Azoles are the group of antifungals which act on the cell membrane of fungi. They inhibit the enzyme 14-alpha-sterol demethylase, a microsomal CYP, which is required for the biosynthesis of ergosterol for the cytoplasmic membrane. This leads to the accumulation of 14-alpha-methylsterols resulting in impairment of function of certain membrane-bound enzymes and disruption of close packing of acyl chains of phospholipids, thus inhibiting growth of the fungi. Some azoles directly increase permeability of the fungal cell membrane.

== Resistance ==
Antifungal resistance is a subset of antimicrobial resistance, that specifically applies to fungi that have become resistant to antifungals. Resistance to antifungals can arise naturally, for example by genetic mutation or through aneuploidy. Extended use of antifungals leads to the development of antifungal resistance through various mechanisms.

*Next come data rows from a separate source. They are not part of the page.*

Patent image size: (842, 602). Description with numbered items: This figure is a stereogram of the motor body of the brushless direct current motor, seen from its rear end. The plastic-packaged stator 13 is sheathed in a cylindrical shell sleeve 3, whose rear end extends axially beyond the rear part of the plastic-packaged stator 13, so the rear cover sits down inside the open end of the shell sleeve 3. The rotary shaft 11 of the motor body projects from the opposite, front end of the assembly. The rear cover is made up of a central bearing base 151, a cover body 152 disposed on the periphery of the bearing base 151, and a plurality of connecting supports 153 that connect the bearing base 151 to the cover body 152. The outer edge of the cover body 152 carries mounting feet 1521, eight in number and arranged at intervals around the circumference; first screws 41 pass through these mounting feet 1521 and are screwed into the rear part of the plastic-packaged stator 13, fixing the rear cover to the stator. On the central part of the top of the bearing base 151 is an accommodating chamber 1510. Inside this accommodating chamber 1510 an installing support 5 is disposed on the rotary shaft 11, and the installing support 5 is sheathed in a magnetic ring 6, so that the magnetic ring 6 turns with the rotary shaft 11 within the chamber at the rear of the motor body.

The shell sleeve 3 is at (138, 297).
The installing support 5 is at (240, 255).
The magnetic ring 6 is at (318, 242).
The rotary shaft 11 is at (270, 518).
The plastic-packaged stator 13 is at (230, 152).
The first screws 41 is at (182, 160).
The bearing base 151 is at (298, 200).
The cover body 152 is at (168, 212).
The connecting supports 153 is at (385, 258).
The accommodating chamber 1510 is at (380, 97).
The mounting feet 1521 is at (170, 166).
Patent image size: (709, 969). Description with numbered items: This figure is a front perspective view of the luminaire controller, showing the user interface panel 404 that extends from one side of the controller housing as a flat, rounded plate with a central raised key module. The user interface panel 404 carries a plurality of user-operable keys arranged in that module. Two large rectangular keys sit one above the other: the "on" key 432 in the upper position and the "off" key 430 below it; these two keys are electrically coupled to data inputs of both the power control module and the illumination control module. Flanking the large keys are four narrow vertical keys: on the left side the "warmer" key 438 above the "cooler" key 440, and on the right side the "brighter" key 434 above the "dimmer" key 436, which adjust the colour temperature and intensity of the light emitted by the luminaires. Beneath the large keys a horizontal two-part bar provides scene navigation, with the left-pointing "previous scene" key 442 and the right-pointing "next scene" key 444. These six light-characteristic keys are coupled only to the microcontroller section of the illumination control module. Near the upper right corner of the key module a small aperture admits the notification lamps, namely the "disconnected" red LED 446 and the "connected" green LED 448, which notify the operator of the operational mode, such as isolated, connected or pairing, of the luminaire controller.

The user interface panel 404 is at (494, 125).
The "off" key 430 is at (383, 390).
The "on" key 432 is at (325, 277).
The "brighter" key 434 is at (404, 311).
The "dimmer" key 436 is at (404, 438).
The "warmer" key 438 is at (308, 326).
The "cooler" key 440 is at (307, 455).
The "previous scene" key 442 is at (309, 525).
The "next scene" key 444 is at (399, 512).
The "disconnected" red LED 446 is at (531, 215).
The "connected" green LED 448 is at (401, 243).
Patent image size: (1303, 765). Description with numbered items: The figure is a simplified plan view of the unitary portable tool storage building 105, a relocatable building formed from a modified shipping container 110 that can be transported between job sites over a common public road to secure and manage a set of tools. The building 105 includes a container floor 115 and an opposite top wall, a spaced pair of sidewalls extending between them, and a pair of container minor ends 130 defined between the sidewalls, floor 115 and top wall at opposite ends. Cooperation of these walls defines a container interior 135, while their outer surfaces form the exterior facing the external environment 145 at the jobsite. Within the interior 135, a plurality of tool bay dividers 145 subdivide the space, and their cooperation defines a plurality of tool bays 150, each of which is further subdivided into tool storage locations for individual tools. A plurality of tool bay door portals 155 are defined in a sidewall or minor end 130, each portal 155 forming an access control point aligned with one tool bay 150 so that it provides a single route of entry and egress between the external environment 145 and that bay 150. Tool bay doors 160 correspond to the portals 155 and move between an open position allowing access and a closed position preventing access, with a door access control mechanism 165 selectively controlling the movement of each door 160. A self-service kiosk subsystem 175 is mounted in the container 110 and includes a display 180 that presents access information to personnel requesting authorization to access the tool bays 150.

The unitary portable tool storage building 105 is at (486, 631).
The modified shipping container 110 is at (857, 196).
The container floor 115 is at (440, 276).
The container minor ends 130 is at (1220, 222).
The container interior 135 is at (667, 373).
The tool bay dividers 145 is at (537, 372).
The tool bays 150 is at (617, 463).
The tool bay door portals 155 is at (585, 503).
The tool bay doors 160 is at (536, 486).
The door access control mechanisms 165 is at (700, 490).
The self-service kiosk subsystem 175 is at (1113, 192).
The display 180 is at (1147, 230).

Some species of fungi exhibit intrinsic resistance to certain antifungal drugs or classes (e.g. Candida krusei and fluconazole), whereas other species may develop antifungal resistance due to external pressures. Antifungal resistance is a One Health concern, driven by multiple extrinsic factors, including extensive fungicidal use, overuse of clinical antifungals, environmental change and host factors.

Like resistance to antibacterials, antifungal resistance can be driven by antifungal use in agriculture. Currently there is no regulation on the use of similar antifungal classes in agriculture and the clinic.

The emergence of Candida auris as a potential human pathogen that sometimes exhibits multi-class antifungal drug resistance is concerning and has been associated with several outbreaks globally. The WHO has released a priority fungal pathogen list, including pathogens with antifungal resistance.